Memory I/O	The number of pages per second moved between memory and disk. The displayed metrics are: Page-In Rate: The page-in rate (from Linux /proc/vmstat) for the hosts in pages/sec. Page-Out Rate: The page-out rate (from Linux /proc/vmstat) for the hosts in pages/sec. Swap-In Rate: The swap-in rate (from Linux /proc/vmstat) for the hosts in pages/sec. Swap-Out Rate: The swap-out rate (from Linux /proc/vmstat) for the hosts in pages/sec.

Chart

Description

Memory Footprint

The total amount (in MB) of memory consumed by the hosts.
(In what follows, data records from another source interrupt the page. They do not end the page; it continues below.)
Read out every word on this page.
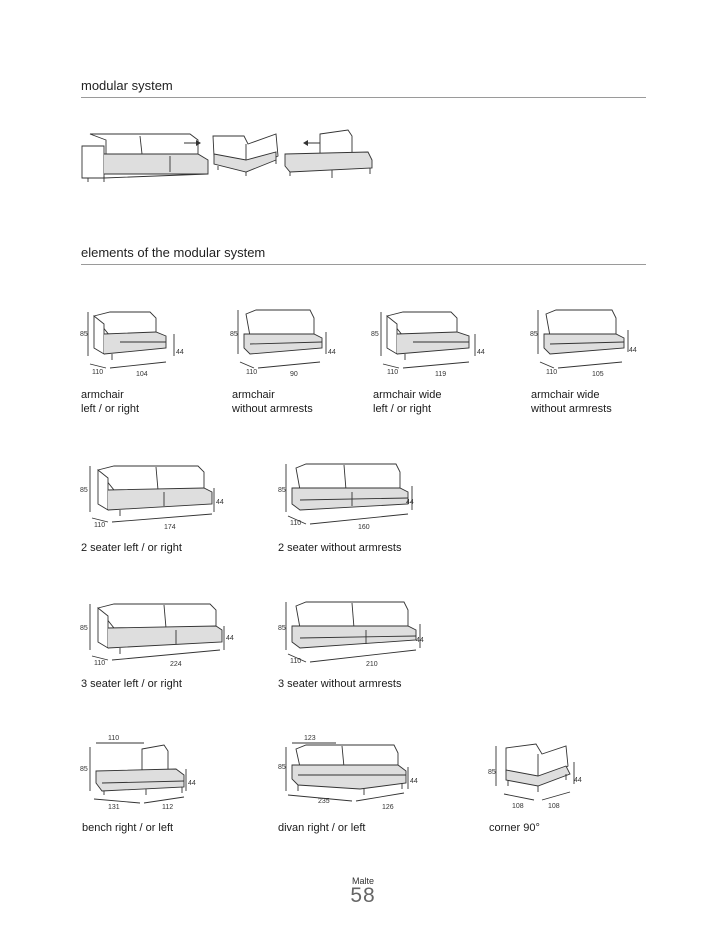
modular system
elements of the modular system
85
44
110	104
armchair
left / or right
85
44
110	90
armchair
without armrests
85
44
110	119
armchair wide
left / or right
85
44
110	105
armchair wide
without armrests
85
44
110	174
2 seater left / or right
85
44
110
160
2 seater without armrests
85
44
110	224
3 seater left / or right
85
44
110	210
3 seater without armrests
110
85
44
131	112
bench right / or left
123
85
44
235
126
divan right / or left
85
44
108	108
corner 90°
Malte
58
The displayed metrics are:

RSS: The total amount of MB of Process Resident Size (RSS) consumed by the hosts.
Anon: The total amount of MB of Process Anonymous Memory consumed by the hosts.

Memory Size

The amount of space (in MB) forest data files for the hosts take up in memory.

Memory I/O

The number of pages per second moved between memory and disk.

The displayed metrics are:

Page-In Rate: The page-in rate (from Linux /proc/vmstat) for the hosts in pages/sec.
Page-Out Rate: The page-out rate (from Linux /proc/vmstat) for the hosts in pages/sec.
Swap-In Rate: The swap-in rate (from Linux /proc/vmstat) for the hosts in pages/sec.
Swap-Out Rate: The swap-out rate (from Linux /proc/vmstat) for the hosts in pages/sec.

Click on the detail icon to view graphs that present more detailed CPU performance metrics. The charts on the Memory Detail page are described in the following table. The displayed metrics are drawn from /proc/vmstat.

Chart	Description
RSS	The amount of MB of Process Resident Size (RSS) for each host in the cluster.
Anon	The amount of MB of Process Anonymous Memory for each host in the cluster.
Page-In Rate	The page-in rate (in pages/sec) for each host in the cluster.
Page-Out Rate	The page-out rate (in pages/sec) for each host in the cluster.
Swap-In Rate	The swap-in rate (in pages/sec) for each host in the cluster.
Swap-Out Rate	The swap-out rate (in pages/sec) for each host in the cluster.

Server Performance Data

The SERVERS section of the Overview page displays graphs of the aggregate performance data for the App Servers selected in the filter.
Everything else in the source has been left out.